The global variable resolution stretched grid (SG) version of the Goddard Earth Observing System (GEOS) Data Assimilation System (DAS) incorporating the GEOS SG-GCM, has been developed and tested as an efficient tool for producing regional analyses and diagnostics with enhanced mesoscale resolution. The major area of interest with enhanced regional resolution used in different SG-DAS experiments includes a rectangle over the U.S. with 50 or 60 km horizontal resolution.The analyses and diagnostics are produced for all mandatory levels from the surface to 0.2 hPa. The assimilated regional mesoscale products are consistent with global scale circulation characteristics due to using the SG-approach. Both the stretched grid and basic uniform grid DASs use the same amount of global grid-points and are compared in terms of regional product quality.

The efficient down-scaling to mesoscales is obtained for the stretched-grid system for both instantaneous and time-averaged regional analyses and diagnostics. The experiments are performed for different seasons. The SG-DAS is capable of reproducing regional mesoscale patterns and diagnostics that are not produced by coarser uniform resolution runs (with the same amount of global grid points). Monthly mean precipitation for two anomalous U.S. summer events, the 1988 drought and 1993 flood, as well as for the anomalous spring event of 1998, is closer to gauge precipitation observations for the SG-DAS.

The SG-DAS fields and diagnostics are used for regional studies and for validation of regional climate simulation experiments produced with the GEOS SG-GCM. Also, more realistic, significantly stronger gradients and winds are produced by the SG-DAS for the super-typhoon Paka (December 1997). The impact of finer 40 km resolution is discussed in terms of subregional monsoonal precipitation and other characteristics and found positive.

The 13 months long (November 1997 to December 1998) SG-DAS experiment is performed with the stretched-grid with multiple areas of interest. The following four areas are used: the U.S.; the El Nino/Brazil area; India-China; and the eastern Indian Ocean/Australia.
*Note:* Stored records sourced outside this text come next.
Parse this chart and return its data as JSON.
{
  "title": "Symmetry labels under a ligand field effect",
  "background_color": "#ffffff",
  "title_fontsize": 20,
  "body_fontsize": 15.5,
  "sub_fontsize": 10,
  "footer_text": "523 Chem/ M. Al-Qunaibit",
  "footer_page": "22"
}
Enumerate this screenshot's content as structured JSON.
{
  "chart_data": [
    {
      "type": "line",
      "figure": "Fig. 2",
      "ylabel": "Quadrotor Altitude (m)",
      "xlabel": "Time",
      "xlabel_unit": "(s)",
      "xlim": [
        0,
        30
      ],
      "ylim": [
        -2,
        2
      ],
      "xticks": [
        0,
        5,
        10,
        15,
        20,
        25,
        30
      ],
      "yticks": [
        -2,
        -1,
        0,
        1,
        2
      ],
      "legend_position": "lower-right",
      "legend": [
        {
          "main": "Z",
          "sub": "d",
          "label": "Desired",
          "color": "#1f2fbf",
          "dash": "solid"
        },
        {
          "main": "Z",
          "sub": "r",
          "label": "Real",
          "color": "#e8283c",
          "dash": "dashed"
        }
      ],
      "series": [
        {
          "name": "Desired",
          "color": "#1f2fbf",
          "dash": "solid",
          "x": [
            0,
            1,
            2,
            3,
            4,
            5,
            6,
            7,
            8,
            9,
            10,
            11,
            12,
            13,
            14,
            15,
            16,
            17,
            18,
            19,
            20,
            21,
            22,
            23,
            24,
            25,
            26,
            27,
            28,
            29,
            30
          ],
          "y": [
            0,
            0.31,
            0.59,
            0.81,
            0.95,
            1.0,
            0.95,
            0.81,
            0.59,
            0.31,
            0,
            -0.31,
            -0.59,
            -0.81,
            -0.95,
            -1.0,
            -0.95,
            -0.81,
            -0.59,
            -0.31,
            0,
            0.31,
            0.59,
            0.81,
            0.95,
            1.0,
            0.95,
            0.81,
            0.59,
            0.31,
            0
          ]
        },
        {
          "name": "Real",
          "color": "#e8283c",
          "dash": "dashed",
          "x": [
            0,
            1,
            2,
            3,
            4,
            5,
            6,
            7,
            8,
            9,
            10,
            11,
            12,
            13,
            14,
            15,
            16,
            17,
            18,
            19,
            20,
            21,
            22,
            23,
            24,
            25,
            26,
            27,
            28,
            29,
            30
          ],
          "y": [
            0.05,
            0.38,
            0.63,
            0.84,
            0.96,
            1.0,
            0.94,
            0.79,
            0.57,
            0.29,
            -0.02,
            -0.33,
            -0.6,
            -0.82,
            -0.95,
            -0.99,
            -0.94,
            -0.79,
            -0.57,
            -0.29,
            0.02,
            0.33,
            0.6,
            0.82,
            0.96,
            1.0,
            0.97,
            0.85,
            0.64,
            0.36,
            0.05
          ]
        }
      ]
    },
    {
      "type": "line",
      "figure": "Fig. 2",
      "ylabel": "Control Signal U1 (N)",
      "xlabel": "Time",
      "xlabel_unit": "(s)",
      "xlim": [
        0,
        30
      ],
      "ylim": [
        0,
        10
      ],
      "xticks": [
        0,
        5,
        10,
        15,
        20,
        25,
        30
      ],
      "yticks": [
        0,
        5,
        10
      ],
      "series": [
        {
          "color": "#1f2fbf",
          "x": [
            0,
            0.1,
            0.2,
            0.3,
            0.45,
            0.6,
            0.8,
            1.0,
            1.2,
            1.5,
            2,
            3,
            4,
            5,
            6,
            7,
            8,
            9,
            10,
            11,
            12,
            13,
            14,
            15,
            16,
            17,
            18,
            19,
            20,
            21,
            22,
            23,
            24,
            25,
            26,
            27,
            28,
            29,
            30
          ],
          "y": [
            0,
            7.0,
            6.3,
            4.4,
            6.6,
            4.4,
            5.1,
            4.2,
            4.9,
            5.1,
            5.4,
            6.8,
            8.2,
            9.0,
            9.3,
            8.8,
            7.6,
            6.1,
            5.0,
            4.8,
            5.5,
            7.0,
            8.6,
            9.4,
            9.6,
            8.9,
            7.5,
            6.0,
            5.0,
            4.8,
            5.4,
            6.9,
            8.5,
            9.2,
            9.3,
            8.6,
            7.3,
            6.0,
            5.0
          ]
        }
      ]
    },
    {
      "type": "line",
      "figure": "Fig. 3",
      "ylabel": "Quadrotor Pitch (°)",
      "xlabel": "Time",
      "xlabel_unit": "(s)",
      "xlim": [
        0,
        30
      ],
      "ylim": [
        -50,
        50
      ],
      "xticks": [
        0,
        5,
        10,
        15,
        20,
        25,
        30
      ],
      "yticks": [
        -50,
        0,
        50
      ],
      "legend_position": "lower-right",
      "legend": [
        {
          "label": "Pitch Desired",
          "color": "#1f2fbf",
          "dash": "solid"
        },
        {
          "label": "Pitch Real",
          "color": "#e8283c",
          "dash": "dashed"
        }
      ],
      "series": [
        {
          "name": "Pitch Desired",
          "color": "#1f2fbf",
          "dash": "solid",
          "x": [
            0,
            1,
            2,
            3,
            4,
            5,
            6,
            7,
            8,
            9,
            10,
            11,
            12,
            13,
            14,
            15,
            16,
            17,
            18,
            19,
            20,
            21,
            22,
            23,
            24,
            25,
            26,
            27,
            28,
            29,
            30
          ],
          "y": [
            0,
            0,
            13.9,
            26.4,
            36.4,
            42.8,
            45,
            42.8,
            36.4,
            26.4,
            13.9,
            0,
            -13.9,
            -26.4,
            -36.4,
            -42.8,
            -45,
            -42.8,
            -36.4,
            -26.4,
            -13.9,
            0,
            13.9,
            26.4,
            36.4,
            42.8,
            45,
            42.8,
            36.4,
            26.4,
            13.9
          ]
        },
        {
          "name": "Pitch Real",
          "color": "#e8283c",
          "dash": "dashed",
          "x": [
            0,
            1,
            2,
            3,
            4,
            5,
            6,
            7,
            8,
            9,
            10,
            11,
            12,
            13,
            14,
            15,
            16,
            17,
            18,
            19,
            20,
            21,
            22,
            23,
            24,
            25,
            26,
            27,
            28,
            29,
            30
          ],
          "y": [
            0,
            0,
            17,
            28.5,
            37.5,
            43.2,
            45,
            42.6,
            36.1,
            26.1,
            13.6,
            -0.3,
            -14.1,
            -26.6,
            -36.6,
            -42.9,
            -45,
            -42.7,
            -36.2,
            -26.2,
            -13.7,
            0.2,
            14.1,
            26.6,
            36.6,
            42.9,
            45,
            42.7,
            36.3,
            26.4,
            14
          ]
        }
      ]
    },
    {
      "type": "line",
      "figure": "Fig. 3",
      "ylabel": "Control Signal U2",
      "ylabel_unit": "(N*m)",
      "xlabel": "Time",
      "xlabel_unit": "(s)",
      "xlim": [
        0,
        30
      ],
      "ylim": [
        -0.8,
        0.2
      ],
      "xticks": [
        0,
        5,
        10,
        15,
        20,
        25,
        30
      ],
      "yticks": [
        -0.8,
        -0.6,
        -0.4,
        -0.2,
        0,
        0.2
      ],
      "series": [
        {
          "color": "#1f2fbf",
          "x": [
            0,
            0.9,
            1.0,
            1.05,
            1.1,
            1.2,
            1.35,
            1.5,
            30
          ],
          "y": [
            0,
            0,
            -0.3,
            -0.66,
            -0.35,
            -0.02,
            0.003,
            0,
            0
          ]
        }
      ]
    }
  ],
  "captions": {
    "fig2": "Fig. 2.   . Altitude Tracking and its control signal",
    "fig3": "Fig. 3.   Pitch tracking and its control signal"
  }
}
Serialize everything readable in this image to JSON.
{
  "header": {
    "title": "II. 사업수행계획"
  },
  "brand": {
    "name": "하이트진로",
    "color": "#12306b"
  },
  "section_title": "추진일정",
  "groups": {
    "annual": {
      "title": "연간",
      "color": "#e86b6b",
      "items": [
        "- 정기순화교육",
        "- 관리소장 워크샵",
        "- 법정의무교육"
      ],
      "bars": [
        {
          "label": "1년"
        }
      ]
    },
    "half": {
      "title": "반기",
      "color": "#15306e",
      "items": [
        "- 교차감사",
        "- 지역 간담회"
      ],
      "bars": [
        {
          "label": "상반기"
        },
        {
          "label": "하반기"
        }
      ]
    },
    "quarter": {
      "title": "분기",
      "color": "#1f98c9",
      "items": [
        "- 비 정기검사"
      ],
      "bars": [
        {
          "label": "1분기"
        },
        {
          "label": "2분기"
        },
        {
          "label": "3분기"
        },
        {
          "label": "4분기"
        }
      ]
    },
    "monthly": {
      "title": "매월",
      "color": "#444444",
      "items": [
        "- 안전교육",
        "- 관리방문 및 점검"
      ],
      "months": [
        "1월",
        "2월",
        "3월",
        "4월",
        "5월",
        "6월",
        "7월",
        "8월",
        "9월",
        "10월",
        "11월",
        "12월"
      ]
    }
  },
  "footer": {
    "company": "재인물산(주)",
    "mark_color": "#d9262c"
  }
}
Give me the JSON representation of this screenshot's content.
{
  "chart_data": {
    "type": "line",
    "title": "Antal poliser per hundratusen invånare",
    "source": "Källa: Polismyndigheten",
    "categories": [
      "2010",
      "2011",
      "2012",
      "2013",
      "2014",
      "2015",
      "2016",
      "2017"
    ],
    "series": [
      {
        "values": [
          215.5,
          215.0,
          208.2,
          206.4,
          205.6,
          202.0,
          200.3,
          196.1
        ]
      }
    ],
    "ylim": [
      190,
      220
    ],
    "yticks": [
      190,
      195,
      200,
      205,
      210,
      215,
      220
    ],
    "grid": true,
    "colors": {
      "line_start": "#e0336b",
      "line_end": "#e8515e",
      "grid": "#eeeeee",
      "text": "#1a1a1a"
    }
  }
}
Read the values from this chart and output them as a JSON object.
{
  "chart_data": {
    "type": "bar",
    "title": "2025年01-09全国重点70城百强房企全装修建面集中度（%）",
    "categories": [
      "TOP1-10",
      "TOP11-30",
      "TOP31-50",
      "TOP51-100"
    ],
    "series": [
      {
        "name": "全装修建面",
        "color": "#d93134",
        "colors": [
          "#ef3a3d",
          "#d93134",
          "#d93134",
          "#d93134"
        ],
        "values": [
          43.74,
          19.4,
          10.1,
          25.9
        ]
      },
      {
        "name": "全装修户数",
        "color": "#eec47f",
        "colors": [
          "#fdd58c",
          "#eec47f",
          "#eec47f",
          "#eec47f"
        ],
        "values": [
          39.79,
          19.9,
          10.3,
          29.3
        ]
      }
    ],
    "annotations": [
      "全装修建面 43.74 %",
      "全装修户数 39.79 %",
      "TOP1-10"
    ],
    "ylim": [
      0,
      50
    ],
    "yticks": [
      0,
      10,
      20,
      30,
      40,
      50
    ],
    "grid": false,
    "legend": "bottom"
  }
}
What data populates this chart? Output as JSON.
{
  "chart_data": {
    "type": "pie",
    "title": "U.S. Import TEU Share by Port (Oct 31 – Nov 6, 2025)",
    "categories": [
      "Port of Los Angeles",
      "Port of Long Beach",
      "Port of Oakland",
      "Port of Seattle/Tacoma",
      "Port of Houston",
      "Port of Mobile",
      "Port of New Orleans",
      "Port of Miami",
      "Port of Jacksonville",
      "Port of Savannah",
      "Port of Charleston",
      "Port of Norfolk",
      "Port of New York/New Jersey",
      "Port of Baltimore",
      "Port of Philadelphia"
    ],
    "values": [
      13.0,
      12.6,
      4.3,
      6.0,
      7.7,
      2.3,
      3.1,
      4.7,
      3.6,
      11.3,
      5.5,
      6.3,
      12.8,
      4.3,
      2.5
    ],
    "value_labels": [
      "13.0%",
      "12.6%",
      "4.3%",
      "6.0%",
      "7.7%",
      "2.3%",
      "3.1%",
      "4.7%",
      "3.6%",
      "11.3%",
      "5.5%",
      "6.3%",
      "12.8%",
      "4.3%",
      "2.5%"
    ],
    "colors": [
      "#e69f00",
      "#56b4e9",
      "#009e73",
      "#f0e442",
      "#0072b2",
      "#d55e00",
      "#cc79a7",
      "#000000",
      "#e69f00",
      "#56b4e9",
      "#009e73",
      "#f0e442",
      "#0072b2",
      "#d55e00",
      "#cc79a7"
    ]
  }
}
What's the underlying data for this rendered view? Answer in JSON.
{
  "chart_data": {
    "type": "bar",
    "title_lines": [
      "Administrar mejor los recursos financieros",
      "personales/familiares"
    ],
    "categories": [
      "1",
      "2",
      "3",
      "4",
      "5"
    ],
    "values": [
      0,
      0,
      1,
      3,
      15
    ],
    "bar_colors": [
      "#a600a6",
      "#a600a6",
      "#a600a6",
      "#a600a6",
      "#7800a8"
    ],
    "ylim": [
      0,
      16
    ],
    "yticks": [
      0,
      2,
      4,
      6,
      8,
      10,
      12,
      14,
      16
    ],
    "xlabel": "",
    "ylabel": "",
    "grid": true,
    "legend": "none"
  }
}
The efficient regional downscaling is obtained for all four areas. The assimilated products are analyzed for the following anomalous regional climate events: the April-June flooding in the Midwest and Northeast and drought in the South of the U.S.; the December-1997 - May-1998 Mexican drought; the Indian summer monsoon; the severe summer flooding in China; and anomalous precipitation over Australia.

The new series of SG-DAS experiments are conducted as ensemble calculations. Perturbations of initial conditions for the first guess (or the 6 hour forecast) are introduced. The impact of ensemble SG-DAS calculations is assessed in terms of a better representation of regional assimilated products. The perturbations of the analysis scheme parameters affecting its filtering properties is discussed.

The obtained results show that the stretched-grid data assimilation system is a viable tool/candidate for producing high resolution/mesoscale assimilated products for regional studies and applications.